Pointer une « reconquête » en se basant sur l'identité pourrait être une erreur même si, paradoxalement, le candidat « catho » arrive à l'Elysée. Le journal catholique La Croix se demandait : "Une illusion d'optique ?". Cette préoccupation vient aussi de la prudence des évêques lorsque, par exemple, ils valorisent le « vrai compromis » comme une méthode de travail, pour « entrer, à partir de positions différentes, dans un véritable dialogue, où personne ne cherche à prendre le dessus mais à construire ensemble quelque chose d'autre, où personne ne renonce à lui-même, pour arriver nécessairement à dépasser les positions de départ. Il ne doit pas y avoir de confrontation entre des vérités, mais une recherche faite ensemble, en vérité ».

Le “quoi faire ?“ de l'Église française face à la situation actuelle est donc complexe, et ne mérite certainement pas d’être réduit à un jeu électoral, ou à une revendication réactionnaire contre les mauvaises lois, ou à un choc de positions, même au sein du monde catholique.
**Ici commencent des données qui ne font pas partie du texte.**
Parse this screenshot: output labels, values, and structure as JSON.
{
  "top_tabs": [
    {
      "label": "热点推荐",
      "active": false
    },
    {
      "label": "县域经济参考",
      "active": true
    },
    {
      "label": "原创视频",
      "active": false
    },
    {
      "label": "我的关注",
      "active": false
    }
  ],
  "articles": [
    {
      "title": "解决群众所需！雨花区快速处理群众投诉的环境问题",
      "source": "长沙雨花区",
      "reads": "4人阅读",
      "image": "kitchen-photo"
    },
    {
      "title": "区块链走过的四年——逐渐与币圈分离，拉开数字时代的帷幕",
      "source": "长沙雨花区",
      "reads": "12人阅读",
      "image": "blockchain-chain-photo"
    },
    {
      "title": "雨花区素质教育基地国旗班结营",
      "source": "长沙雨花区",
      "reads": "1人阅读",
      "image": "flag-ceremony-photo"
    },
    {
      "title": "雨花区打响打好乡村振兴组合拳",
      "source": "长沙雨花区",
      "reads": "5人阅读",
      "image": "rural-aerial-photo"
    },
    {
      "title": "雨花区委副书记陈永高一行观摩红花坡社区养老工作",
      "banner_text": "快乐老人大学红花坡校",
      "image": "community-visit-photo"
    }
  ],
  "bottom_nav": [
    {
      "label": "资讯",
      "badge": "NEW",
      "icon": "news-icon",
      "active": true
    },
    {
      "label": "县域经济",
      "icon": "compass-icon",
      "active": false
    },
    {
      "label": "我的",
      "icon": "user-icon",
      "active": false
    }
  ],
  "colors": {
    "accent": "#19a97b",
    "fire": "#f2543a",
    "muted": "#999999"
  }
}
Ce serait inadapté au défi du temps présent, qui semble demander de faire “tabula rasa“, et pas seulement en France.

SANS POUVOIR
Certains signes de réveil sont un semis positif, surtout s’ils sont une stimulation pour témoigner et non pas seulement un pari politique momentané et fragile. C’est ce que dit, par exemple, Silvio Guerra, en France depuis de nombreuses années, où il dirige une école privée. Face à la situation du pays, avec des amis et des personnalités de différents horizons, il a commencé à relire Václav Havel, l'écrivain dissident, puis président de la Tchécoslovaquie en 1977, qui avait été le promoteur de la Charte 77. Un humaniste laïc, qui face à la catastrophe humaine produit par le totalitarisme avait examiné, dans son livre Le pouvoir des sans pouvoirs, l'idée d'un nouveau départ à partir des évidences et des besoins humains où la politique « ne serait pas une technologie de puissance », « ni une organisation de l'humanité avec des moyens cybernétiques », mais « un moyen de chercher et d'acquérir un sens dans la vie, et un moyen de protéger et de servir ce sens ».

Guerra raconte : « Nous pensons que la réflexion de Havel saisit encore mieux le drame de notre temps, ici en France, mais est aussi un point de résistance d’où repartir ». Il en est résulté, entre autres, une affiche intitulée Charte 2017 : Pour une politique antipolitique, qui a été largement diffusée et présentée à un certain nombre de personnalités françaises. Havel parle de « primauté de la conscience individuelle », de « la responsabilité de chacun pour le destin de tous », du « bien commun comme base de la politique ». Ce sont des étincelles pour ne pas être sourd ou aveugle.